Central to achieving the triple aim is improving results divided by lowering costs: reducing emergency room visits, eliminating unnecessary imaging and surgery. The teacher I treated—can we take care of her lymphoma by doing less, by making it easier for her to live her life and at the same time giving her the best chance of surviving?

What do you think of President Obama’s healthcare legislation?

I think it creates great opportunities for developing systems. However much it is attacked, it provides the tools we need, and the question for us is how do we want to use these tools? Do we want to use them to drive up revenues—and there are a lot of people saying that—or do we want  to use them to create better healthcare systems in communities so healthcare for teachers doesn’t mean sacrificing our children’s future? How do we lower costs without compromising the quality of care?

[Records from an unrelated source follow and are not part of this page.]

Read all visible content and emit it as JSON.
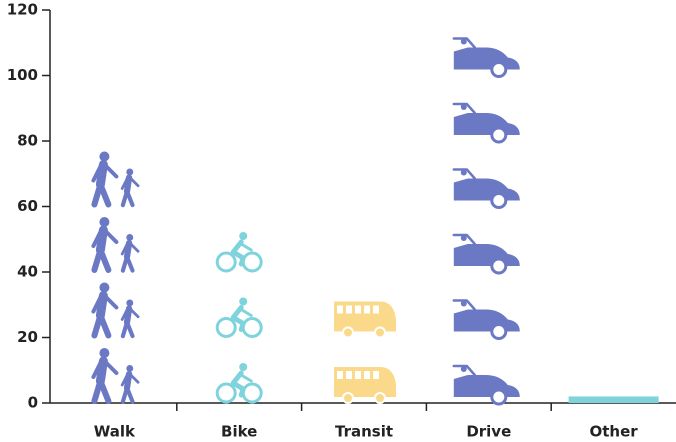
{
  "chart_data": {
    "type": "pictograph",
    "categories": [
      "Walk",
      "Bike",
      "Transit",
      "Drive",
      "Other"
    ],
    "values": [
      78,
      52,
      35,
      112,
      2
    ],
    "colors": [
      "#6b78c4",
      "#7fd3dc",
      "#fbd98a",
      "#6b78c4",
      "#7fd3dc"
    ],
    "ylim": [
      0,
      120
    ],
    "yticks": [
      0,
      20,
      40,
      60,
      80,
      100,
      120
    ]
  }
}
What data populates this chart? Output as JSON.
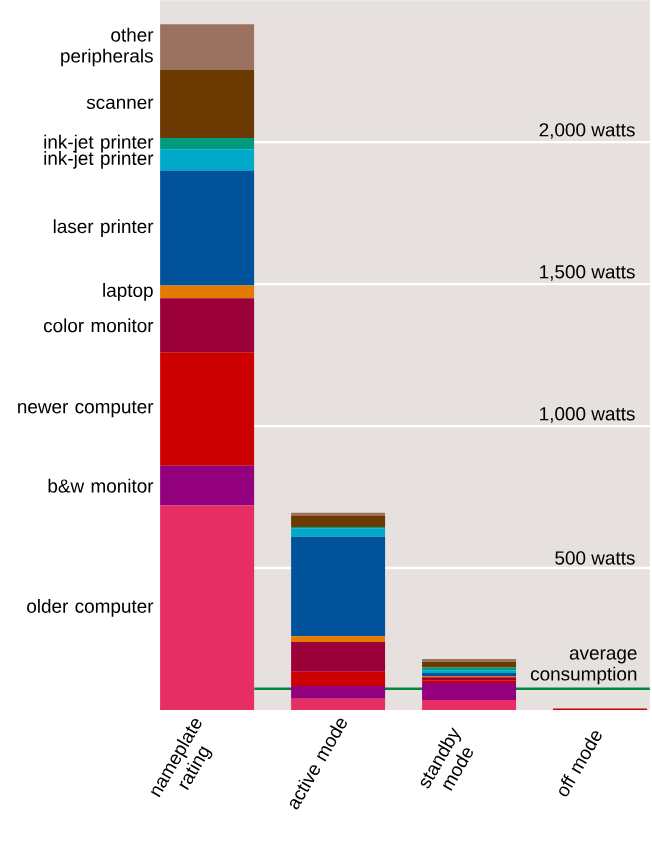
{
  "chart_data": {
    "type": "bar",
    "stacked": true,
    "categories": [
      "nameplate rating",
      "active mode",
      "standby mode",
      "off mode"
    ],
    "series": [
      {
        "name": "older computer",
        "color": "#e62e64",
        "values": [
          720,
          40,
          35,
          null
        ]
      },
      {
        "name": "b&w monitor",
        "color": "#93007e",
        "values": [
          140,
          45,
          60,
          null
        ]
      },
      {
        "name": "newer computer",
        "color": "#cc0000",
        "values": [
          400,
          50,
          10,
          5
        ]
      },
      {
        "name": "color monitor",
        "color": "#9b0038",
        "values": [
          190,
          105,
          10,
          null
        ]
      },
      {
        "name": "laptop",
        "color": "#e47a00",
        "values": [
          45,
          20,
          5,
          null
        ]
      },
      {
        "name": "laser printer",
        "color": "#00529b",
        "values": [
          405,
          350,
          10,
          null
        ]
      },
      {
        "name": "ink-jet printer",
        "color": "#00a9c9",
        "values": [
          75,
          30,
          10,
          null
        ]
      },
      {
        "name": "ink-jet printer",
        "color": "#009b7d",
        "values": [
          40,
          5,
          10,
          null
        ]
      },
      {
        "name": "scanner",
        "color": "#6c3900",
        "values": [
          240,
          40,
          20,
          null
        ]
      },
      {
        "name": "other peripherals",
        "color": "#9b7260",
        "values": [
          160,
          10,
          10,
          null
        ]
      }
    ],
    "ylim": [
      0,
      2500
    ],
    "yticks": [
      {
        "value": 500,
        "label": "500 watts"
      },
      {
        "value": 1000,
        "label": "1,000 watts"
      },
      {
        "value": 1500,
        "label": "1,500 watts"
      },
      {
        "value": 2000,
        "label": "2,000 watts"
      }
    ],
    "grid": "y",
    "ref_lines": [
      {
        "axis": "y",
        "value": 75,
        "label": "average consumption",
        "color": "#00893c"
      }
    ]
  }
}
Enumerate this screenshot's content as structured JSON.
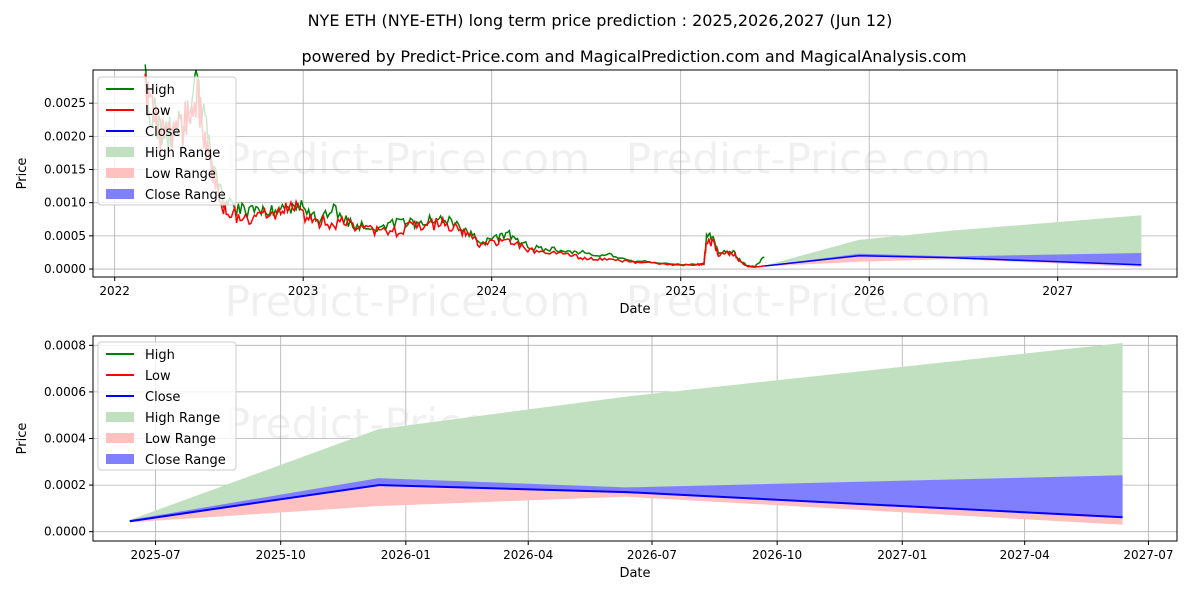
{
  "title": "NYE ETH (NYE-ETH) long term price prediction : 2025,2026,2027 (Jun 12)",
  "subtitle": "powered by Predict-Price.com and MagicalPrediction.com and MagicalAnalysis.com",
  "watermark": "Predict-Price.com",
  "colors": {
    "high": "#008000",
    "low": "#ff0000",
    "close": "#0000ff",
    "high_range": "#c0e0c0",
    "low_range": "#ffc0c0",
    "close_range": "#8080ff"
  },
  "legend": [
    "High",
    "Low",
    "Close",
    "High Range",
    "Low Range",
    "Close Range"
  ],
  "chart_data": [
    {
      "type": "line",
      "name": "history-and-forecast",
      "xlabel": "Date",
      "ylabel": "Price",
      "xticks": [
        "2022",
        "2023",
        "2024",
        "2025",
        "2026",
        "2027"
      ],
      "yticks": [
        "0.0000",
        "0.0005",
        "0.0010",
        "0.0015",
        "0.0020",
        "0.0025"
      ],
      "xlim": [
        "2021-11-20",
        "2027-08-20"
      ],
      "ylim": [
        -0.00012,
        0.003
      ],
      "legend_position": "upper-left",
      "history": {
        "dates": [
          "2022-03-01",
          "2022-03-10",
          "2022-03-25",
          "2022-04-10",
          "2022-04-25",
          "2022-05-10",
          "2022-05-25",
          "2022-06-10",
          "2022-06-20",
          "2022-07-05",
          "2022-07-20",
          "2022-08-05",
          "2022-08-25",
          "2022-09-15",
          "2022-10-05",
          "2022-10-25",
          "2022-11-15",
          "2022-12-05",
          "2022-12-25",
          "2023-01-15",
          "2023-02-05",
          "2023-03-01",
          "2023-03-25",
          "2023-04-20",
          "2023-05-15",
          "2023-06-10",
          "2023-07-05",
          "2023-08-01",
          "2023-08-25",
          "2023-09-20",
          "2023-10-15",
          "2023-11-05",
          "2023-11-25",
          "2023-12-15",
          "2024-01-10",
          "2024-02-01",
          "2024-02-20",
          "2024-03-15",
          "2024-04-10",
          "2024-05-05",
          "2024-06-01",
          "2024-06-25",
          "2024-07-20",
          "2024-08-15",
          "2024-09-10",
          "2024-10-05",
          "2024-11-01",
          "2024-12-01",
          "2025-01-01",
          "2025-02-01",
          "2025-02-15",
          "2025-02-20",
          "2025-03-05",
          "2025-03-15",
          "2025-04-01",
          "2025-04-15",
          "2025-04-25",
          "2025-05-10",
          "2025-05-25",
          "2025-06-12"
        ],
        "low": [
          0.0027,
          0.0024,
          0.0021,
          0.0019,
          0.002,
          0.0021,
          0.0023,
          0.0026,
          0.0022,
          0.0016,
          0.0011,
          0.00085,
          0.0008,
          0.00078,
          0.00082,
          0.0008,
          0.00085,
          0.00088,
          0.0009,
          0.00075,
          0.00072,
          0.0007,
          0.00068,
          0.0006,
          0.00058,
          0.00055,
          0.00058,
          0.00064,
          0.00068,
          0.00068,
          0.00066,
          0.00055,
          0.00045,
          0.00035,
          0.0004,
          0.00042,
          0.00038,
          0.00028,
          0.00025,
          0.00025,
          0.00022,
          0.00016,
          0.00015,
          0.00015,
          0.00012,
          0.0001,
          0.0001,
          7e-05,
          6e-05,
          6e-05,
          7e-05,
          0.00042,
          0.0004,
          0.00022,
          0.00024,
          0.00023,
          0.00012,
          4e-05,
          3e-05,
          4.5e-05
        ],
        "high": [
          0.0028,
          0.0025,
          0.0022,
          0.002,
          0.0021,
          0.0022,
          0.0024,
          0.0028,
          0.0024,
          0.0017,
          0.0012,
          0.00098,
          0.00092,
          0.00088,
          0.00095,
          0.0009,
          0.0009,
          0.00095,
          0.00096,
          0.0008,
          0.00078,
          0.00088,
          0.00072,
          0.00064,
          0.00062,
          0.00066,
          0.0007,
          0.0007,
          0.00072,
          0.00072,
          0.0007,
          0.0006,
          0.0005,
          0.0004,
          0.00046,
          0.00055,
          0.00042,
          0.00034,
          0.0003,
          0.0003,
          0.00026,
          0.00026,
          0.00018,
          0.00024,
          0.00015,
          0.00012,
          0.00011,
          8e-05,
          7e-05,
          7e-05,
          8e-05,
          0.00052,
          0.00044,
          0.00025,
          0.00026,
          0.00025,
          0.00014,
          5e-05,
          4e-05,
          0.00018
        ]
      }
    },
    {
      "type": "area",
      "name": "forecast",
      "xlabel": "Date",
      "ylabel": "Price",
      "xticks": [
        "2025-07",
        "2025-10",
        "2026-01",
        "2026-04",
        "2026-07",
        "2026-10",
        "2027-01",
        "2027-04",
        "2027-07"
      ],
      "yticks": [
        "0.0000",
        "0.0002",
        "0.0004",
        "0.0006",
        "0.0008"
      ],
      "xlim": [
        "2025-05-16",
        "2027-07-22"
      ],
      "ylim": [
        -4e-05,
        0.00084
      ],
      "legend_position": "upper-left",
      "dates": [
        "2025-06-12",
        "2025-12-12",
        "2026-06-12",
        "2027-06-12"
      ],
      "close": [
        4.5e-05,
        0.0002,
        0.00017,
        6.2e-05
      ],
      "high_range": [
        5e-05,
        0.00044,
        0.00058,
        0.00081
      ],
      "close_range_top": [
        5e-05,
        0.00023,
        0.00019,
        0.000242
      ],
      "low_range": [
        4e-05,
        0.00011,
        0.00015,
        3e-05
      ]
    }
  ]
}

We can set goals, but is it remotely possible that we can succeed? I’m a little skeptical that a community of 10,000 people can come together and develop a master plan, and we’re a nation of more than 300 million. But if we start at the local level, we may just succeed.

How?

At the turn of the last century, a major problem facing this country was the cost of food. Forty percent of a family’s budget went for food, and 50 percent of the workforce was involved in producing it. It was a fragmented system  in which the evidence of how to put better food on the table at a lower cost was largely ignored. Farmers for the most part repudiated what they called “book farming.”

In 1903  a man named Seamon Knapp, whom we would deride as a bureaucrat, defied this logic by making a very simple, very small change: He persuaded a community of farmers to choose one of their number to try scientific farming, with the proviso that if the experiment failed the farmer would be reimbursed for his losses. Not only did the experiment  not fail, but when the community was hit by the boll weevil, the experimental farm survived and thrived. Guided by this demonstrable success, farmers followed suit, and by 1930 there were 750,000 demonstration farms. A hodge-podge had come together as a success.

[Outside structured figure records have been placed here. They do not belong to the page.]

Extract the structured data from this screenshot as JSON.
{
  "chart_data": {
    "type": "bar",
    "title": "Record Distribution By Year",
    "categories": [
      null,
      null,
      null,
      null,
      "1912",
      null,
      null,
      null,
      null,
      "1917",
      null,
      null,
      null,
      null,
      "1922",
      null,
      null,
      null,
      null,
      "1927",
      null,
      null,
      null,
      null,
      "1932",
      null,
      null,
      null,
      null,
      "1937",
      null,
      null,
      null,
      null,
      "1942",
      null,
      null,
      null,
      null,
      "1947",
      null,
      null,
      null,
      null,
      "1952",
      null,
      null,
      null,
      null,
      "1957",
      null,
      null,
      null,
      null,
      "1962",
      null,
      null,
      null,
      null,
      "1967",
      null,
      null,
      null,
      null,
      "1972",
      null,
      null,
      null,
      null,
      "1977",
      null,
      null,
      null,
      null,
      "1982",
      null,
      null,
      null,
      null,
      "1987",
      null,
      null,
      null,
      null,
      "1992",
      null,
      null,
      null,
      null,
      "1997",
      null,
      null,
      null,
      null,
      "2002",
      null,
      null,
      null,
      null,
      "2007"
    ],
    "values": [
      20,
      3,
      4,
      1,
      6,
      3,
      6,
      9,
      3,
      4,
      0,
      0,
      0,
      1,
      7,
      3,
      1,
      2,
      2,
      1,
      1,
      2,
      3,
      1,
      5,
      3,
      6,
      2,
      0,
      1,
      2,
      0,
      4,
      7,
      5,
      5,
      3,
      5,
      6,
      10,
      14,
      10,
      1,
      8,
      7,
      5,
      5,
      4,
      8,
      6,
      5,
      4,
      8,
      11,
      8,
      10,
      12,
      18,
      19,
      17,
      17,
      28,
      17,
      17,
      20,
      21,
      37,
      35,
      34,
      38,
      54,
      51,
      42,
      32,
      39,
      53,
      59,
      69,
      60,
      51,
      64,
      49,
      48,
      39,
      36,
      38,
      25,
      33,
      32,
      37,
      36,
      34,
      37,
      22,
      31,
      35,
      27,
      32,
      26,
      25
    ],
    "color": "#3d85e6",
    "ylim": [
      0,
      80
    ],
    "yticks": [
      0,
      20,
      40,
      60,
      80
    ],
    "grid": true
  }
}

There were four elements that made this possible:

  1. Making it possible for farmers to own their own land.
  2. Adding to the store of available knowledge with experimental/research farms
  3. Collecting data: weather information, crop reporting, grading systems.
  4. Sharing information through broadcasts, mailers, meetings.

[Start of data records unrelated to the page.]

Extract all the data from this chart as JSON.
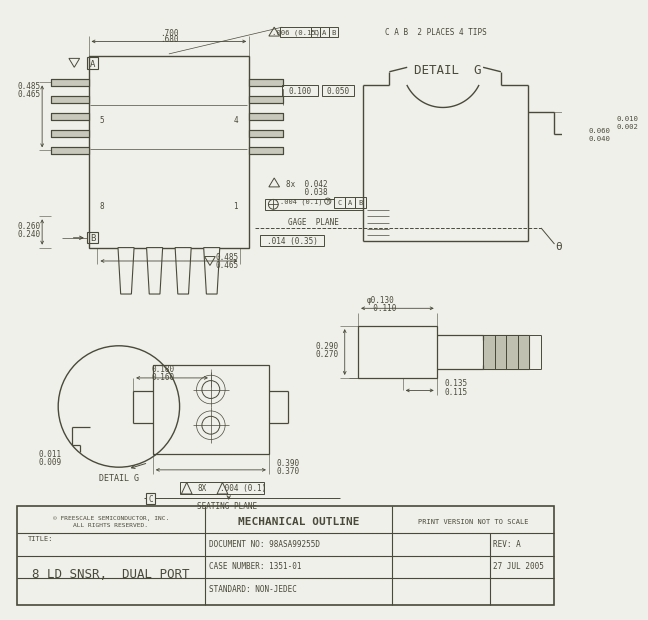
{
  "bg_color": "#f0f0eb",
  "line_color": "#4a4a3a",
  "title_block": {
    "copyright_line1": "© FREESCALE SEMICONDUCTOR, INC.",
    "copyright_line2": "ALL RIGHTS RESERVED.",
    "center_title": "MECHANICAL OUTLINE",
    "right_top": "PRINT VERSION NOT TO SCALE",
    "title_label": "TITLE:",
    "part_name": "8 LD SNSR,  DUAL PORT",
    "doc_no": "DOCUMENT NO: 98ASA99255D",
    "rev": "REV: A",
    "case": "CASE NUMBER: 1351-01",
    "date": "27 JUL 2005",
    "standard": "STANDARD: NON-JEDEC"
  },
  "dims": {
    "top_flatness": ".006 (0.15)",
    "flatness_suffix": "C A B  2 PLACES 4 TIPS",
    "d700": ".700",
    "d680": ".680",
    "d100": "0.100",
    "d050": "0.050",
    "d485a": "0.485",
    "d465a": "0.465",
    "d260": "0.260",
    "d240": "0.240",
    "d485b": "0.485",
    "d465b": "0.465",
    "d042": "8x  0.042",
    "d038": "    0.038",
    "pos_tol": ".004 (0.1)",
    "pos_suffix": "M C A B",
    "detail_g": "DETAIL  G",
    "gage_plane": "GAGE  PLANE",
    "d014": ".014 (0.35)",
    "theta": "θ",
    "d060": "0.060",
    "d040": "0.040",
    "d010": "0.010",
    "d002": "0.002",
    "d_dia130": "φ0.130",
    "d110": "  0.110",
    "d290": "0.290",
    "d270": "0.270",
    "d135": "0.135",
    "d115": "0.115",
    "d180": "0.180",
    "d160": "0.160",
    "d390": "0.390",
    "d370": "0.370",
    "d8x_004": "8X",
    "d004_01": ".004 (0.1)",
    "seating": "SEATING PLANE",
    "detail_g_ref": "DETAIL G",
    "d011": "0.011",
    "d009": "0.009",
    "pin5": "5",
    "pin4": "4",
    "pin8": "8",
    "pin1": "1",
    "label_A": "A",
    "label_B": "B",
    "label_C": "C"
  }
}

This was not a case of the government taking control but of local farming communities trying to bend the bell curve of food costs. And it worked. By 1930 food was down to 24 percent of the family budget, and the workforce in food production was down to 20 percent. By the 1950s, both proportions were less than 10 percent.

These results were beyond imagining. The abundance in our supermarkets became the best argument for the American way of life and was critical to our becoming a superpower, with the attendant responsibilities. There were some painful dislocations, but no vast foreclosures and social unrest. The system was created by trial and error, and by focusing on results rather than ideologies.

I believe this is a road we can replicate.  Like the food industry, healthcare is comprised of hundreds of thousand s of local entities. All of them want to provide great care, but they’re measuring success by revenues.

We’re at a time when hope and belief are sapped out of society. There is a lack of belief in the collective possibility of where we can go. With the wrong incentives, the results have been disastrous. Can it be fixed? No one knows.

In order to transform the food system everywhere, we needed to transform it somewhere. That is what we can do with healthcare, learning from it in the same way, through

  1. Experiments in financing
  2. Collecting data. The scarcity of reliable healthcare data is a total embarrassment—we know more about cows than we do about how many people died after surgery in the last four years.
  3. Innovation
  4. Sharing what we learn

I don’t know if the government will step up to the plate. But we became the envy of the world with what we can do with food, and we can do the same in healthcare. It does not seem like it now, but all those small efforts we are making add up to being the accountable local community, the caring local community, the organized local community.